Open your browser and you can ask questions to the FAQ knowledge base using natural language in the Streamlit interface.


Summary of optimization points

  1. Vectorization Optimization
  • Merge similar questions, categories, and tags intosearch_textfields to enrich semantic information.
  • Prioritize batch encoding and avoid calling each item one by one.
  • If you have a GPU, add it when initializing the modeldevice="cuda"Parameters, the encoding speed can be increased several times.
  1. Search Optimization
  • When the amount of data is less than 100,000,IndexFlatIPBoth simple and precise.
  • When the amount of data is larger, it can be replaced byIndexIVFFlat, sacrificing a small amount of accuracy for faster speed.
  • Setting a reasonable similarity threshold (e.g. 0.3) can effectively filter irrelevant results.
  • Introduce hybrid retrieval when necessary: ​​use semantic similarity and simple exact matching of keywords to improve the recall rate of long-tail questions.
  1. Performance Optimization
  • Local LRU caches embedding vectors and final results of high-frequency queries to avoid repeated calculations.
  • When deploying multiple instances, use Redis as a centralized cache.
  • For production environments, it is recommended to use Uvicorn’s multi-worker mode (for example--workers 4) or paired with Gunicorn to improve concurrency.
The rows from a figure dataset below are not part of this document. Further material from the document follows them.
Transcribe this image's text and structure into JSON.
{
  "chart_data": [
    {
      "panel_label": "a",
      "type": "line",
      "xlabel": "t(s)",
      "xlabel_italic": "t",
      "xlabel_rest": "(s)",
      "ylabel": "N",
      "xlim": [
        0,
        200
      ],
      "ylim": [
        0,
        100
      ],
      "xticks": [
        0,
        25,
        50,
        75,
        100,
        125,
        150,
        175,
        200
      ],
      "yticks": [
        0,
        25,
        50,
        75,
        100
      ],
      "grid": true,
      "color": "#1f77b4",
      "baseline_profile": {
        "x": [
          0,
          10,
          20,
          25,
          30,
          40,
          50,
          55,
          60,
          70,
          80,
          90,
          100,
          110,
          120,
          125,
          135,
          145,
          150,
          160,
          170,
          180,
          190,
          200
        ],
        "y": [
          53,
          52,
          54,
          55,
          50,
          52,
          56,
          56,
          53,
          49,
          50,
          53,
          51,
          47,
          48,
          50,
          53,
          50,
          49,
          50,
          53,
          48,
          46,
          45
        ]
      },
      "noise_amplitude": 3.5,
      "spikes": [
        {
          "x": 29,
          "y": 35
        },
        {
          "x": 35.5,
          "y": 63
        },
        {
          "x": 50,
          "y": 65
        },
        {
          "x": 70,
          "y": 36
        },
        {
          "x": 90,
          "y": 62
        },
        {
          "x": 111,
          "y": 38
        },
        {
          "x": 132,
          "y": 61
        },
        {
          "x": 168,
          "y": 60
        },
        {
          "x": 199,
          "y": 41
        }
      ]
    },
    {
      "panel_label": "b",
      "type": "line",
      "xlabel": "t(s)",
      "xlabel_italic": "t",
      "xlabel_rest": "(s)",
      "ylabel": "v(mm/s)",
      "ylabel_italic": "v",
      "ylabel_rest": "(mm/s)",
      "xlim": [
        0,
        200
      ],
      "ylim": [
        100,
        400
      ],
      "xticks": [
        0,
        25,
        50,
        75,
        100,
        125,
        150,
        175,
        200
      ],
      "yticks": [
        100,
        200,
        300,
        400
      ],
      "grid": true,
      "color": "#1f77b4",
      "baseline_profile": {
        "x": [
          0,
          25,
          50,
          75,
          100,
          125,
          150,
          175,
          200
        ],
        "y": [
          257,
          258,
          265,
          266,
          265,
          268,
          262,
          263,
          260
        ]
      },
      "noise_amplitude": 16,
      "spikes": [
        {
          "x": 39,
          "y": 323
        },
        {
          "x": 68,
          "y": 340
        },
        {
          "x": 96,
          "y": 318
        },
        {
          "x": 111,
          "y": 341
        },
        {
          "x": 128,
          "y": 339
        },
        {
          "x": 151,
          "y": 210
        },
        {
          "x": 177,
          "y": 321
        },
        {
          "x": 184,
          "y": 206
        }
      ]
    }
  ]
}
From data processing, vectorization, index construction, to retrieval, question answering, and front-end and back-end deployment, this project completely covers the minimum viable product of a semantic question answering system. You can use it as the starting point for corporate FAQ, product consultation, online course Q&A and other scenarios, and then add functions such as intent recognition, multi-round dialogue, and automatic update of the knowledge base according to actual needs to gradually improve it.